Assurance vie : faut-il faire appel à un professionnel pour la gestion de son assurance-vie ?

Assurance vie : faut-il faire appel à un professionnel pour la gestion de son assurance-vie ?

Le , par Christophe Brochard

On vous propose de plus en plus de mandater des professionnels des marchés financiers pour gérer l’allocation financière de votre contrat d’assurance vie. Comment ça marche ? Combien ça coûte ? Quelles sont les performances ?

Technicité, sang-froid… la gestion de vos avoirs financiers prend du temps, de l’énergie et demande des compétences pointues.

Car la solution, pendant longtemps convaincante, qui consistait à placer toute son épargne sur le seul fonds en euros garanti et liquide n’est plus forcément adaptée au contexte d’aujourd’hui.

La faute à un rendement du support qui s’est érodé au fil des ans (estimation proche de 1,7% en 2018, avant les prélèvements sociaux de 17,2%). Pour espérer faire mieux à long terme, une dose de risque, maîtrisée, et surtout adéquat avec votre profil d’investisseur est nécessaire. Mais comment faire les bons choix dans un contexte chahuté sur les marchés financiers ?

La première solution est de s’engager personnellement dans la gestion de son contrat. Cette liberté d’action est très satisfaisante et potentiellement très efficace. Mais elle ne peut convenir qu’aux seuls épargnants qui disposent de temps et qui sont autonomes pour investir dans des supports financiers, appelés unités de compte en assurance vie.

L’autre possibilité consiste à faire confiance aux fameux fonds dits «patrimoniaux», dont l’objectif est de générer une meilleure performance que le classique fonds en euros tout en prenant des risques limités.

Ces supports ont connu un énorme engouement ces dernières années. Ils n’ont toutefois plus beaucoup d’essence dans le moteur en raison d’une poche obligataire importante qui les freine lorsque les marchés actions montent et ne les protège plus beaucoup lorsqu’ils baissent. Ceci s’explique notamment par une corrélation à la baisse de tous les indices mondiaux, comment en témoigne la fin de l’année 2018.

Gestion pilotée ou sous mandat ?

Troisième option : donner les clés de votre contrat d’assurance vie à un professionnel des marchés financiers qui définira une allocation financière en ligne avec votre profil de gestion. Cette solution tout confort a le vent en poupe actuellement.

Elle peut prendre deux formes : une gestion grand public dite pilotée, ou une gestion plus personnalisée dite sous mandat.

Dans le premier cas, une poche est créée dans le contrat d’assurance vie et c’est l’assureur qui passe les ordres d’achats et de ventes, selon les grilles d’allocations d’actifs fournies à échéances régulières par la société de gestion mandatée.
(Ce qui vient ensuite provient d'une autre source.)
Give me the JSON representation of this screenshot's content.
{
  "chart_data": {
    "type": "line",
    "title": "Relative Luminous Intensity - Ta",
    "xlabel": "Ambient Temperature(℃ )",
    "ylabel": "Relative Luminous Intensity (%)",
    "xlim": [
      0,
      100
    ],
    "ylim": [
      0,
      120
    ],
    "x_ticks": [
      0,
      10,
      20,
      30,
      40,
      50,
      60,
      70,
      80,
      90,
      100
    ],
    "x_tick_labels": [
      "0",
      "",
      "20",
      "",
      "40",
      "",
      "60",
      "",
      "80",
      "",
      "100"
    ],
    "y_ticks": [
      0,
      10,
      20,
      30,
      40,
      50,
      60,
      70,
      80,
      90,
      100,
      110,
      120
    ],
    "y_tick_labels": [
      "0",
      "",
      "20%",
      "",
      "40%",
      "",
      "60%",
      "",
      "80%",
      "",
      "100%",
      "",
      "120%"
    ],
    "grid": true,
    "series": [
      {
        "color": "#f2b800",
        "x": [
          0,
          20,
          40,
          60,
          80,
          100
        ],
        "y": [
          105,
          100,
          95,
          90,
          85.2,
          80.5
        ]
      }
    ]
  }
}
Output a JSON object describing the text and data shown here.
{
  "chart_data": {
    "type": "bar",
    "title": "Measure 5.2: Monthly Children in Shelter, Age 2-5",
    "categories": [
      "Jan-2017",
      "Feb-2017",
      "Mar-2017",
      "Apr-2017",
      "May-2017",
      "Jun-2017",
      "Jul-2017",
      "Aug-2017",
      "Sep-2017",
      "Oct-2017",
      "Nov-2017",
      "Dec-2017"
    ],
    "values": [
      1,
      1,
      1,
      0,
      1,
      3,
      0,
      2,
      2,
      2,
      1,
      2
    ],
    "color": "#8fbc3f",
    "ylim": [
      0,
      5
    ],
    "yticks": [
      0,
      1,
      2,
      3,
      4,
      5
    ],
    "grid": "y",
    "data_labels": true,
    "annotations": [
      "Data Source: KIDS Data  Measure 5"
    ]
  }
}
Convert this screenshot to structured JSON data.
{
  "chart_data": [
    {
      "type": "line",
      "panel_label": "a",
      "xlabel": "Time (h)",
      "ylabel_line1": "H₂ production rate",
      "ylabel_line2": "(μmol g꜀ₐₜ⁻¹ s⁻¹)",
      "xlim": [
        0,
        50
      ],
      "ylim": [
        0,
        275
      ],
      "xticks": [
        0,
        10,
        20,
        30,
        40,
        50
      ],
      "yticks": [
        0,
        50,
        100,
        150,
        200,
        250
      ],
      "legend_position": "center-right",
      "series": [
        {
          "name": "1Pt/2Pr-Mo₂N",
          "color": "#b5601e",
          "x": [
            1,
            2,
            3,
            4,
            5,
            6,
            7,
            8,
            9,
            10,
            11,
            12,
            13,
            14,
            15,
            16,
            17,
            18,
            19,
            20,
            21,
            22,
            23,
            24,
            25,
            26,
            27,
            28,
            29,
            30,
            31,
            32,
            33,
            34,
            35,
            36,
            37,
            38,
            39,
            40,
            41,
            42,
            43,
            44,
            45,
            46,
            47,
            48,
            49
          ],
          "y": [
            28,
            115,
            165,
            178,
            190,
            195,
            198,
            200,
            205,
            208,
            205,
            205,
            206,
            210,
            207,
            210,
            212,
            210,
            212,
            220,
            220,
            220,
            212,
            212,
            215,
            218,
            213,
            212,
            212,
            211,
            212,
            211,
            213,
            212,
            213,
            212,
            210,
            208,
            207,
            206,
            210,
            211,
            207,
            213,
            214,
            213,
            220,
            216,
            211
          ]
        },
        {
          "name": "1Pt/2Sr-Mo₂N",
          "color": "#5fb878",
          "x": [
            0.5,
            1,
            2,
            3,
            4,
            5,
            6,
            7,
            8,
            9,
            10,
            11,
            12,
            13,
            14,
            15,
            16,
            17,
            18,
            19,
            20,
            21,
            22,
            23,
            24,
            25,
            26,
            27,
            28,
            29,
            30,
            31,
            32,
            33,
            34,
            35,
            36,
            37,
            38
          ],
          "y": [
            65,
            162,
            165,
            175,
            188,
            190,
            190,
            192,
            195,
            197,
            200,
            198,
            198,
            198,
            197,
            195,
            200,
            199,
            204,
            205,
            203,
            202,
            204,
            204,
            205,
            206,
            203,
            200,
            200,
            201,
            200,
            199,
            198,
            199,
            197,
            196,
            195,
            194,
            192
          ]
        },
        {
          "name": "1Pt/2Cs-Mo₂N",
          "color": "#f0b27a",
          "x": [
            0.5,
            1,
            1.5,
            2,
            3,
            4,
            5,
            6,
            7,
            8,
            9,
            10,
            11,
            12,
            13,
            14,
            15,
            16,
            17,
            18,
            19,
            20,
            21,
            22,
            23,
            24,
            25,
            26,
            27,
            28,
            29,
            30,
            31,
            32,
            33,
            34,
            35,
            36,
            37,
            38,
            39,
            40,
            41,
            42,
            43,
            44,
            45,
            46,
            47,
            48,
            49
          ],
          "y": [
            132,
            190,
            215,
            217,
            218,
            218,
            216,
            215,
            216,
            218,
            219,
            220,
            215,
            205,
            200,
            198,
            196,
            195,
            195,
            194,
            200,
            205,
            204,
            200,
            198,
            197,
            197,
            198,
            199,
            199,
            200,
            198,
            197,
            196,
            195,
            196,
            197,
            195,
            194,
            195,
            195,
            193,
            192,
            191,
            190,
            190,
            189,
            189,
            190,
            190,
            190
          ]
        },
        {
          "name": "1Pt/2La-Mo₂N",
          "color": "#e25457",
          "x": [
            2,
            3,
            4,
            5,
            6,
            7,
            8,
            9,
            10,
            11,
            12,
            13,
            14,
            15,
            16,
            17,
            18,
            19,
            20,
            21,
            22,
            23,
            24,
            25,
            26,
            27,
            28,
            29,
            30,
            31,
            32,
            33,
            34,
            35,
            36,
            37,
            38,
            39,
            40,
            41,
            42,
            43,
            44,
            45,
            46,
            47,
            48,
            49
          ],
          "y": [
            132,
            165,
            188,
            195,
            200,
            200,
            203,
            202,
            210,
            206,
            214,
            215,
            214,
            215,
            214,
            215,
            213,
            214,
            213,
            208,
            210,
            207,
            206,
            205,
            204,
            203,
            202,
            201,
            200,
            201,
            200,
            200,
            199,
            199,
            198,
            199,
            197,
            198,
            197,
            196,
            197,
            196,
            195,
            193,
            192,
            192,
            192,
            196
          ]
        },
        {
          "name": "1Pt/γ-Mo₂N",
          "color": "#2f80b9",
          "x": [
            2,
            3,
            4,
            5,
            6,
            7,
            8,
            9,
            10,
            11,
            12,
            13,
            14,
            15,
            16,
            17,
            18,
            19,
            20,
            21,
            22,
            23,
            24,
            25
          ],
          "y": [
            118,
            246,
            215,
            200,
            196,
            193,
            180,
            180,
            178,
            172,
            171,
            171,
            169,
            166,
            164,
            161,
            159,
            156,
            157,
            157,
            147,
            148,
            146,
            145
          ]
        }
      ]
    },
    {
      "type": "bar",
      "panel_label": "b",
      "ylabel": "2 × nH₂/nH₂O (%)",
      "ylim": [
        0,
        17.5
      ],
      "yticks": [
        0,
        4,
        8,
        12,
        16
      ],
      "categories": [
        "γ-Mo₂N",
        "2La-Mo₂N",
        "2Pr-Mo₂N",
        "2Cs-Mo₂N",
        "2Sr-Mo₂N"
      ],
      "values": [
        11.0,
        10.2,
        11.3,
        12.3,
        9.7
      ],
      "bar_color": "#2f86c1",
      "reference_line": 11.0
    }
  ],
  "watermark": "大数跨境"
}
Dans le cas d’une gestion sous mandat, votre argent se trouve chez un dépositaire et non chez l’assureur. C’est alors la société de gestion qui, selon ses anticipations de marché, passe directement les arbitrages sur votre contrat. Ce type de gestion est plus réactive et permet notamment d’y intégrer des titres en direct, en plus des classiques Sicav et FCP.

Mais alors que valent réellement ces gestions déléguées ?

La performance comme juge de paix

L’année 2018 a été particulièrement compliquée, avec une corrélation de l’ensemble des actifs à la baisse. Lorsqu’on compare les différents fonds dits “patrimoniaux”de la place, les performances en 2018 (-11% pour le CAC 40) s’en ressentent : -12,4% pour Oddo BHF Patrimoine, -11,3% pour Carmignac Patrimoine, -9,7% pour Keren Patrimoine, -7,6% pour Amundi Patrimoine ou encore -3,4% pour Lazard Patrimoine, l’un des plus résistants. Les performances du Groupe Quinze, qui a su se décorréler des marchés actions quand il le fallait, affichent une performance de +4,62% (profil dynamique) malgré une année 2018 dans le rouge vif pour toutes les classes d’actifs mondiales.

Le tarif de la gestion est également un des facteurs à regarder de près. Il faut éviter d’empiler les couches de frais qui, de façon mécanique, constituent un frein à la performance potentielle.

Le calcul doit être global en cumulant les frais du contrat, les frais du mandat et les frais des supports d’investissement utilisés dans la gestion.

En définitive, le niveau de performance, nette de frais du mandat, permet de départager les offres.

Il faut bien sûr analyser la performance absolue, mais aussi la mettre en perspective avec la prise de risque nécessaire pour y parvenir. C’est-à-dire qu’il est plus remarquable d’avoir une performance de 5% en prenant peu de risques qu’une performance de 6% en en prenant beaucoup. La mesure du risque est donnée par la volatilité.